もともとは毛穴を模倣した皮膚良性腫瘍と言われ、手のひら、足の裏以外の皮膚であれば、全身どこにでも発生します。
色は多くは褐色調ですが、正常の皮膚色から黒色調のものまでさまざまな濃さのものがあります。
色が黒色調のため、皮膚癌を疑ってくる患者様もいらっしゃいます。
大きさは数mmから2~3cmくらいで、わずかに盛り上がるものから突出したり形状は様々です。
よくみると表面がザラザラしているのが特徴です。
脂漏性角化症の症状例
遺伝的要因や日光による露出部の皮膚の老化が、誘因と考えられます。
9割以上の患者様は、その特徴的な所見から見ただけでほとんどの場合は診断ができます。
典型例ではなかったり、診断が不確かな場合には、ダーモスコピー検査を行うとほぼ診断はつきます。
それでも診断が出来ない場合は、組織の一部をとらせていただき病理検査を行う必要があります。

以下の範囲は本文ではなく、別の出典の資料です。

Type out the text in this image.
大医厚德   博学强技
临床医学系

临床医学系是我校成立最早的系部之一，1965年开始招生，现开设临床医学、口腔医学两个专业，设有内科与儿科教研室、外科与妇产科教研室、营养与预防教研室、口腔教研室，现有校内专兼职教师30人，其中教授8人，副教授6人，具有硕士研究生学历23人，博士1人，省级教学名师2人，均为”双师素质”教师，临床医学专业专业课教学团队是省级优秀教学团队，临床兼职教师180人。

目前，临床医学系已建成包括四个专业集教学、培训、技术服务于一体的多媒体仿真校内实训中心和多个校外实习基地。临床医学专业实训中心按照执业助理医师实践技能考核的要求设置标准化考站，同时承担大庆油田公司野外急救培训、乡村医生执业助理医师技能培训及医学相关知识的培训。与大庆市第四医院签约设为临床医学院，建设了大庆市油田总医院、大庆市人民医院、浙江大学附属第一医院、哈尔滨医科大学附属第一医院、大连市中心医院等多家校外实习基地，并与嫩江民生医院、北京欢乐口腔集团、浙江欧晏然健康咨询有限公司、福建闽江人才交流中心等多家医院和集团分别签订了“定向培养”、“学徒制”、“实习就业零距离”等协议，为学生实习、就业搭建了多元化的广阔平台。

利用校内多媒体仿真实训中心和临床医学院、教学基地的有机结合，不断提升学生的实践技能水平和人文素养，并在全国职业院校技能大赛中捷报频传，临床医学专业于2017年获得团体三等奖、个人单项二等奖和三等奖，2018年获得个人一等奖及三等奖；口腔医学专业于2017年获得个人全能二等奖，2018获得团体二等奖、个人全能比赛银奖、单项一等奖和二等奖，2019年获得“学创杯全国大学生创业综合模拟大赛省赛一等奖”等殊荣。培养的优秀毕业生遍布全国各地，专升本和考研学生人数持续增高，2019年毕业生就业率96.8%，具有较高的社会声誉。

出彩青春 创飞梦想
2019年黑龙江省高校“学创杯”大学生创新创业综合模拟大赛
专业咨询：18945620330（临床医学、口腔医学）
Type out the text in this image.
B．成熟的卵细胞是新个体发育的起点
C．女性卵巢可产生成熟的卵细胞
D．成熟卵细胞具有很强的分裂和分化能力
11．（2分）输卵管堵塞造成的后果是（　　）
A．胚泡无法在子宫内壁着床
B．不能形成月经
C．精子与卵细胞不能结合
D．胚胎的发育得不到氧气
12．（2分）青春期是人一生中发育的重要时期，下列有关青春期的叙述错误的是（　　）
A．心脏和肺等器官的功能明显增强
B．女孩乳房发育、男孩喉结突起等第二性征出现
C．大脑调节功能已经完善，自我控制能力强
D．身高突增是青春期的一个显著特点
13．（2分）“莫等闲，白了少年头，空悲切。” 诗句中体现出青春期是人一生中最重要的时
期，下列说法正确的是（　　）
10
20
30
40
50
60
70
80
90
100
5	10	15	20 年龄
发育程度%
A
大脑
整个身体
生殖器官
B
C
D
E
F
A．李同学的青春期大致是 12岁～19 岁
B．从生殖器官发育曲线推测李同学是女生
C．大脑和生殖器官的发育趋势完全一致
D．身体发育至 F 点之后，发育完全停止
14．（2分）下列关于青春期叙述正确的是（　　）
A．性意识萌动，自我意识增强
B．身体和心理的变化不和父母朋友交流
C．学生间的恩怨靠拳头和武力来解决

ただし電気焼灼、冷凍療法やレーザー照射で治療した後は修飾が加わり正しい病理検査はできません。
脂漏性角化症とにているもので、皮膚癌であることがあります。
前癌病変である日光角化症(老人性角化症)は脂漏性角化症より周囲にわずかに赤みがかっていることなどが特徴ですが、鑑別が難しいです。
日光角化症の症状例
その他 結節型基底細胞癌、悪性黒色腫との鑑別も重要です。
悪性黒色腫の症状例
疑った場合は病理検査をお勧めします。皮膚の一部もしくは、全部取って組織検査に出します。
簡易な液体窒素凍結療法、傷をきれいにしたいかたは炭酸ガスレーザー治療、電気外科的治療、手術療法などがあります。
それぞれ一長一短であり、患者様にとってベストな方法をとらせていただきます。
液体窒素療法は、他の治療法と違って麻酔を必要とせず、簡便なためによく行われます。
液体窒素療法は保健適応のため1回につき数百円の治療(3割負担)となります。
1回でポロっと取れることもありますが、サイズが大きいものだと長くかかることもあります。
治療は1~3週間に一度程度で強く液体窒素を当てすぎると色素沈着を起こすことがあるため、注意が必要です。